Edeka Kox in Kerken: Das Thema Frische inklusive Backshop wird durch eine zentrale Insel mitten im Markt regelrecht zelebriert
Der Trend geht dahin, das Angebot in Frische-Inseln oder Food Courts ins Zentrum des Marktes zu stellen und das Erlebnis Frische regelrecht zu zelebrieren. So beispielsweise bei Edeka Kox in Kerken: Käsetheke, Käse in SB und Backstation mit SB-Brot bilden hier die thematische Verbindung Brot – Käse – Frische. Oder im Marktkauf-SB-Warenhaus in Stuhr, das sein gastronomisches Angebot in der Vorkassenzone ausgebaut hat in einer Größenordnung, wie sie von der Edeka Minden-Hannover zum ersten Mal – in Zusammenarbeit mit dem Ladenbauer Aichinger – realisiert wurde. Zielsetzung ist es, den Kunden von früh bis spät ein Angebot in einer „Free-Flow-Anlage“ mit den Stationen Frucht-Bar, Snacks, Kaffee-Bar, warme Speisen und Süßes zur Verfügung zu stellen. Das Thema Brot bleibt beim Bäcker – der in diesem Fall auch zur Edeka-Gruppe gehört. Auch im Rewe-Center Bad Nauheim lockt ein umfangreiches gastronomisches Angebot in der Vorkassenzone mit Center-Bistro und Bäckerei der Rewe-Tochter Glockenbrot. Hier soll Schau-Backen eine hohe Frische-Kompetenz signalisieren. Ein großer Sitzbereich schafft Wohlfühlatmosphäre.
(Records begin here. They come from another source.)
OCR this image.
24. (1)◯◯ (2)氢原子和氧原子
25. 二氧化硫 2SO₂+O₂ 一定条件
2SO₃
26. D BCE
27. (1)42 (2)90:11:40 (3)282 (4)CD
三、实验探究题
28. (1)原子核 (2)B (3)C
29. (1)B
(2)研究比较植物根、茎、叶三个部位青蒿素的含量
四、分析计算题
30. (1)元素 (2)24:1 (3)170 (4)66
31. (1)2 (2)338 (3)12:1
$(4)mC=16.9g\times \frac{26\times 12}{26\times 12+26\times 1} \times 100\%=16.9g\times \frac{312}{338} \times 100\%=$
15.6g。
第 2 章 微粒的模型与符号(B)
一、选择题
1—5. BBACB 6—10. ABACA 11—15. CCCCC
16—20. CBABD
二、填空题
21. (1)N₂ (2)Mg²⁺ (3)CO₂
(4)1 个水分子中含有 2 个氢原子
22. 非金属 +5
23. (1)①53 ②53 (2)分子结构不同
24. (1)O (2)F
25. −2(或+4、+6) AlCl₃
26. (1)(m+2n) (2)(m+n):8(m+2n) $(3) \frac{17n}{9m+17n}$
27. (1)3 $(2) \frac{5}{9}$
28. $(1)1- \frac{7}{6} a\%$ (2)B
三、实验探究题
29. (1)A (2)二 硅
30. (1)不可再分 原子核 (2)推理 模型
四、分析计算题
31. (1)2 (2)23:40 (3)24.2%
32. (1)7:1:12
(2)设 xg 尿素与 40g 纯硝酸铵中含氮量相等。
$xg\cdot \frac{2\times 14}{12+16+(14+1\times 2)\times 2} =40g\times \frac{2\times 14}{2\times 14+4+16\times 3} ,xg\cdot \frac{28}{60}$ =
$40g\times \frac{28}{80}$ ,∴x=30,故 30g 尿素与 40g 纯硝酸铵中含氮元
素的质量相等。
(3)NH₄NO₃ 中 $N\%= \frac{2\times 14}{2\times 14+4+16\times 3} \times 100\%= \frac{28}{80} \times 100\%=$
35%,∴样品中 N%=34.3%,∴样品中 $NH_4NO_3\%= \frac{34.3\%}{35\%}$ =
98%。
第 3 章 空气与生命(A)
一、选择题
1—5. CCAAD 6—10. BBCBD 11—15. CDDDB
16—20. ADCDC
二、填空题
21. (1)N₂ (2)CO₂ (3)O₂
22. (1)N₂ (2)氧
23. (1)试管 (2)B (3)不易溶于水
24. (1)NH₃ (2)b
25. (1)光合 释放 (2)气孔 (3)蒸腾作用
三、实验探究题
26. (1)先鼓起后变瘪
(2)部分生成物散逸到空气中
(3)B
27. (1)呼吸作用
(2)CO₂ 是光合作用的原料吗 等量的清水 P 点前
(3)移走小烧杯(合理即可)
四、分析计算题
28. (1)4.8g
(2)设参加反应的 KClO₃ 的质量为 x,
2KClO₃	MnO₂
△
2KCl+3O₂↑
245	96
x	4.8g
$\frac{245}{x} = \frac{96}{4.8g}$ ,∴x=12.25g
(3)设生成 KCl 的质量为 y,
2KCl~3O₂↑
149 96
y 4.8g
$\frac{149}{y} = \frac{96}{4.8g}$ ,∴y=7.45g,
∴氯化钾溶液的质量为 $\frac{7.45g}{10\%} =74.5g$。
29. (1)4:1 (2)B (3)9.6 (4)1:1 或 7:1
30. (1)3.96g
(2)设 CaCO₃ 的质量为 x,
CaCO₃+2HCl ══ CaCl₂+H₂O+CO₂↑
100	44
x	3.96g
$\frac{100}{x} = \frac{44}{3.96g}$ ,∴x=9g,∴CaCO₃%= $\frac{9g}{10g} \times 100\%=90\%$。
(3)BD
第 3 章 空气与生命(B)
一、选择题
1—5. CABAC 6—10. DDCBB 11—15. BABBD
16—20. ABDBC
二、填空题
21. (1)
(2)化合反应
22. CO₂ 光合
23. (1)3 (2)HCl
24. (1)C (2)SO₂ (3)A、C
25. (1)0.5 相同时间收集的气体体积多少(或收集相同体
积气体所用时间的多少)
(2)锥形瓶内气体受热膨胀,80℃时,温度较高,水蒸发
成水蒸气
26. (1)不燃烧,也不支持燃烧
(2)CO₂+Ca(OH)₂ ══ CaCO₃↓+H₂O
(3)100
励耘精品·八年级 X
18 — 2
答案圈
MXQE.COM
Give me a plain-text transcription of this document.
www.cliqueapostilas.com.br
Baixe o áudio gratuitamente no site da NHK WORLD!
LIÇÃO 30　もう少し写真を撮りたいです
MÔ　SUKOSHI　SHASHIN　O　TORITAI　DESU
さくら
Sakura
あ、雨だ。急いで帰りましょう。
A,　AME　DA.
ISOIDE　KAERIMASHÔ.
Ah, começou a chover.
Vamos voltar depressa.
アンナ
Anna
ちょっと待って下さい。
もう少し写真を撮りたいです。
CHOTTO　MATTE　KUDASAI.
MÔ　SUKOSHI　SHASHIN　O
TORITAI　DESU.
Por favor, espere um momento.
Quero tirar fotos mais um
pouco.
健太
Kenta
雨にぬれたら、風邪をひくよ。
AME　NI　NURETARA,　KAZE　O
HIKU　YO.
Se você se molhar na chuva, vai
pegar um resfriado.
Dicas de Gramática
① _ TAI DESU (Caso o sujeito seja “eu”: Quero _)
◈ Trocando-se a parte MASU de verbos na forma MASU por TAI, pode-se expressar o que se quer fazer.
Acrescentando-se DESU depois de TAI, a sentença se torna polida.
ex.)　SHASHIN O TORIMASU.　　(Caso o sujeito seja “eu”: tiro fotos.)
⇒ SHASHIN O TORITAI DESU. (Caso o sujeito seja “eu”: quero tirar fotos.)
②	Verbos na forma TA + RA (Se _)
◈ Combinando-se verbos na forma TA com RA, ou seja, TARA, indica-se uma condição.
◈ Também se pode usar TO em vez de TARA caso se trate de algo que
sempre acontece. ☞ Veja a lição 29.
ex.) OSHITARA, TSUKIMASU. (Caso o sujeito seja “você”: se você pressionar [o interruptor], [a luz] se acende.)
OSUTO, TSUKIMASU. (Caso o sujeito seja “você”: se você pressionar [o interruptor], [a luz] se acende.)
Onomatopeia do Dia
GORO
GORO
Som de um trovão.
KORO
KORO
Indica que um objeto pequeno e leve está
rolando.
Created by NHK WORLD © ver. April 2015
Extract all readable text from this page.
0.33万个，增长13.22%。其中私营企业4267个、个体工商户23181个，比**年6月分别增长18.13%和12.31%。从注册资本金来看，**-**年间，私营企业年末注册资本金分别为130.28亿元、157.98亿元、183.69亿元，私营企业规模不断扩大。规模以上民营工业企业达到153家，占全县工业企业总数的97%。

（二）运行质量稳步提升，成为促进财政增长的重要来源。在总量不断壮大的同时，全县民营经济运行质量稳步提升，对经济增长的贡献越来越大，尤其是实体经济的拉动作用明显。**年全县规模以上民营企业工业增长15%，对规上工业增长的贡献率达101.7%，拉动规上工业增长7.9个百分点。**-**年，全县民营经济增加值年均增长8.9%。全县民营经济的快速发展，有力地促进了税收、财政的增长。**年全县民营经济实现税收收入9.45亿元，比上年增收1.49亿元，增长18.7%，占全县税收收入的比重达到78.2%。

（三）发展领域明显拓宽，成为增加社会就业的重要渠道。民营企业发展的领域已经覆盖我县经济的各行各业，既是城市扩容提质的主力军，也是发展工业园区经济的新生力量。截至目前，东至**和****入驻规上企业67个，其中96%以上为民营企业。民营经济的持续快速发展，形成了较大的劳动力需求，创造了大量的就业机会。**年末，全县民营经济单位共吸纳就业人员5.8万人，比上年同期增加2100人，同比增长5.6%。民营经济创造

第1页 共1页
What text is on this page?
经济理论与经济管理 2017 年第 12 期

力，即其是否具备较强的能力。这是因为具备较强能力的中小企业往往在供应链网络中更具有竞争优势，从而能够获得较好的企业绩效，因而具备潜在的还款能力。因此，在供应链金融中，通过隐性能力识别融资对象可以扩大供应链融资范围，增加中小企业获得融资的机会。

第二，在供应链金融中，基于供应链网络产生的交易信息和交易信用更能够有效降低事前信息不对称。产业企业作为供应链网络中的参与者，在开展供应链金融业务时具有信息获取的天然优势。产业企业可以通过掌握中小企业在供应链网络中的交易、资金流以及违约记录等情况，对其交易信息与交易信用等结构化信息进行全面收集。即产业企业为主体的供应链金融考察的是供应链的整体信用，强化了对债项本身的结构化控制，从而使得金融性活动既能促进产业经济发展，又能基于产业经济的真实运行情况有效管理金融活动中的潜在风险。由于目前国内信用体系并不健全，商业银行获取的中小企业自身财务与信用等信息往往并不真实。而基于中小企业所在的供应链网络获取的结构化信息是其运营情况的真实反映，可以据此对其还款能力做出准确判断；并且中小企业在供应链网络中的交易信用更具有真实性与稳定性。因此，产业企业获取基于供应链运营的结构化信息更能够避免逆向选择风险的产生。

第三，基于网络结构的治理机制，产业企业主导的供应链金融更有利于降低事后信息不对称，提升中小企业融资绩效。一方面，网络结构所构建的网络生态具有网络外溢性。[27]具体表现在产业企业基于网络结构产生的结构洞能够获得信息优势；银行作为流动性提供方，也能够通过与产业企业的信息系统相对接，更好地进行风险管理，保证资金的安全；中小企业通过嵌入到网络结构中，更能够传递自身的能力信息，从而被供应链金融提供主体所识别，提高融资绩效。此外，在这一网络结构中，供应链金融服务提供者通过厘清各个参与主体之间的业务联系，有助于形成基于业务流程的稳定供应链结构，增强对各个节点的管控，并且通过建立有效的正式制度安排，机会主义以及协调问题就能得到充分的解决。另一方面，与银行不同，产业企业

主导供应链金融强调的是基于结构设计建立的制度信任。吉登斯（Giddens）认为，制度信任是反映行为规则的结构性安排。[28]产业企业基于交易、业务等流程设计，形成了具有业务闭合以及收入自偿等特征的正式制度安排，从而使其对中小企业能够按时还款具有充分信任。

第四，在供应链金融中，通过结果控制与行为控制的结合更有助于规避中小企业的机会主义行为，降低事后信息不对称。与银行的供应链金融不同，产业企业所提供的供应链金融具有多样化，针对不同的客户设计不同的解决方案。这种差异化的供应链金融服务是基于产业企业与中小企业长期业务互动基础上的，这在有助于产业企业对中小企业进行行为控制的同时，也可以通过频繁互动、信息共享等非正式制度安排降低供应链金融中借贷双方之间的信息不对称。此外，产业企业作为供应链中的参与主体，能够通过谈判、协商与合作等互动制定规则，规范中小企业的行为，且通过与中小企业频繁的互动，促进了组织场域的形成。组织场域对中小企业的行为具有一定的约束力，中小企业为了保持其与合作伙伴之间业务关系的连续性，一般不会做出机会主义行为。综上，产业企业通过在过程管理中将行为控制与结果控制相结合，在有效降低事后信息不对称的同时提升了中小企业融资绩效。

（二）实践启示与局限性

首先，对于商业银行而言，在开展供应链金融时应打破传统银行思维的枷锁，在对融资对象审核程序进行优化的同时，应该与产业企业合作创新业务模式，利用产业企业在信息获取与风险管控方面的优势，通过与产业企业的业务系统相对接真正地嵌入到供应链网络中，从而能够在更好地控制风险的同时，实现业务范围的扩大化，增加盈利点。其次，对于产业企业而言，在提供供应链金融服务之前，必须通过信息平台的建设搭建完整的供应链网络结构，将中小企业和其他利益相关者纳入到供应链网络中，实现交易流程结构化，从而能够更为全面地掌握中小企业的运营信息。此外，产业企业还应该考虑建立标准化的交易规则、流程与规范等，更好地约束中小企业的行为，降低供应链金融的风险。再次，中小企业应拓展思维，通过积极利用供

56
Die gastronomischen Konzepte setzen besonders im Bereich Brot und Backwaren gestalterisch auf natürliche Materialien. Hier gibt es einen deutlichen Design-Trend zu warmen Holztönen und Erdfarben, auch Kacheln werden vermehrt zur Hinterwandgestaltung eingesetzt, heißt es bei Aichinger. Eine schlicht gehaltene Ausstattung rückt Emotionalität und Handwerkliches in den Vordergrund. Dazu zählen sogenannte Stikkenwagen für das Backwerk, ferner gemauerte Thekensockel, Holzregale und handbeschriebene Kreidetafeln bis hin zu Bäckermützen für das Verkaufspersonal. Das „Verkaufen aus der Backstube“ wird so nachempfunden.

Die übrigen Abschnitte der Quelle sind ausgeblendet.